Smartwatches are often criticised for their fiddly, hard to control interfaces. Now, a lab at Carnegie Mellon University has found a solution – a device that means the wearer's skin can be used as the touchscreen.
The Future Interfaces Group, part of the university, have created 'SkinTrack', which "enabled continuous tracking on the skin".
A ring, worn on the non-watch hand, emits a "high frequency AC signal" that connect to a sensing wristband, much like the strap of a traditional smartwatch, which is fitted with electrodes.
When the ring finger touches the watch-wearing hand, a signal is sent to the watch and allows wearers to navigate their device using their skin.
A number of commands are also possible - you can sign documents, for example, and tracing particular letters will bring up particular apps, for example ('E' for email or 'F' for Facebook). Users can also drag apps off of their device and onto their skin, creating "spatial shortcuts", as well as play games, using their finger and arm as controls.
Though the tech is not yet available to buy, the team hope that it could be used in future development of smartwatches because it is "compact, non-invasive, low-cost and low-powered."
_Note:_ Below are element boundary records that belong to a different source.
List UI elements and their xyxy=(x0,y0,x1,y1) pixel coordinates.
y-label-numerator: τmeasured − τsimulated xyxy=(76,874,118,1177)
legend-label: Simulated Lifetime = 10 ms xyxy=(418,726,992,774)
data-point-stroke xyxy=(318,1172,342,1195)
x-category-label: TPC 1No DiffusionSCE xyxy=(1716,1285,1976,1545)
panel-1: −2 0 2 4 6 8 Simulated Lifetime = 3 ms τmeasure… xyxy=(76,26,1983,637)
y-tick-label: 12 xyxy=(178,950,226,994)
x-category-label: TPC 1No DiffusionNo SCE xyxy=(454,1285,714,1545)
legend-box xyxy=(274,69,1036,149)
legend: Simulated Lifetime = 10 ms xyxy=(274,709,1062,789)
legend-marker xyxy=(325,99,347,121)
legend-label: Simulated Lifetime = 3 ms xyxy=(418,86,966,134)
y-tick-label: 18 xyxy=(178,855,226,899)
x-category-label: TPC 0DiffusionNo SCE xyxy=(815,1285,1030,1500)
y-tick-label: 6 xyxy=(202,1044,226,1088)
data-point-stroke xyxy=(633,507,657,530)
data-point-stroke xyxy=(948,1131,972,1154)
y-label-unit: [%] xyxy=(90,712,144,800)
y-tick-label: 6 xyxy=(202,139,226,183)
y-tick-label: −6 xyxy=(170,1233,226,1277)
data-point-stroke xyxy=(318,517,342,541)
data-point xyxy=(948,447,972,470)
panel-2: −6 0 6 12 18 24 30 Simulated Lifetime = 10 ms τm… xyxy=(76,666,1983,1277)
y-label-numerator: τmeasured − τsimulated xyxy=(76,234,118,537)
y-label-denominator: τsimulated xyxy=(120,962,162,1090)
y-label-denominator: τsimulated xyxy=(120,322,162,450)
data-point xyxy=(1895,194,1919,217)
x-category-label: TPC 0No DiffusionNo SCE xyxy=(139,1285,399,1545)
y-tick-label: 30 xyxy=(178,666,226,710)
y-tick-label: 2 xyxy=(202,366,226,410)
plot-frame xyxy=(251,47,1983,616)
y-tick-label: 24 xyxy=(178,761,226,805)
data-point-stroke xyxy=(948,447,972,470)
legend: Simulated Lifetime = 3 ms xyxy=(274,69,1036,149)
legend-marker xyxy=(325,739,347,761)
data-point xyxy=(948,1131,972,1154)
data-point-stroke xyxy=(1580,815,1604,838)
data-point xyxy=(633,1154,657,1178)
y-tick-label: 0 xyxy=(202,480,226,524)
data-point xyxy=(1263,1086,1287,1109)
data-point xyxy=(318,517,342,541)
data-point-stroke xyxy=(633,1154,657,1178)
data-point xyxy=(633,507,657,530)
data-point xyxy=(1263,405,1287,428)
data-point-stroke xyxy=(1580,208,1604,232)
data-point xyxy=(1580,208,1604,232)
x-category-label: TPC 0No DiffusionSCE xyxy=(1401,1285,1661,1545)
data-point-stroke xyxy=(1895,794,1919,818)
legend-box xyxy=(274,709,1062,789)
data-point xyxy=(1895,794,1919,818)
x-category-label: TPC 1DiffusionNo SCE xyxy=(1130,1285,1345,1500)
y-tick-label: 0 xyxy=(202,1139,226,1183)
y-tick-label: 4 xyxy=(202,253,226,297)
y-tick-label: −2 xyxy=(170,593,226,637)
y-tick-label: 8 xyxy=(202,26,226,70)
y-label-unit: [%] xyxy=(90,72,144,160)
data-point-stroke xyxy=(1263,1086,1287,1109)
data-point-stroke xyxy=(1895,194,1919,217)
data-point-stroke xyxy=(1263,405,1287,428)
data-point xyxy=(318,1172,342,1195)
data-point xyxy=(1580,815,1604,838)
"We envision the technology being integrated into future smartwatches, supporting rich touch interactions beyond the confines of the small touchscreen," they say.
Similar tech has also been tested – earlier this year, a team from the University of Lancaster adapted a smartwatch so it could be controlled by gaze. Users looking at a small dot on the screen of their watch enabled them to control their device in the same way a physical tap or press would traditionally.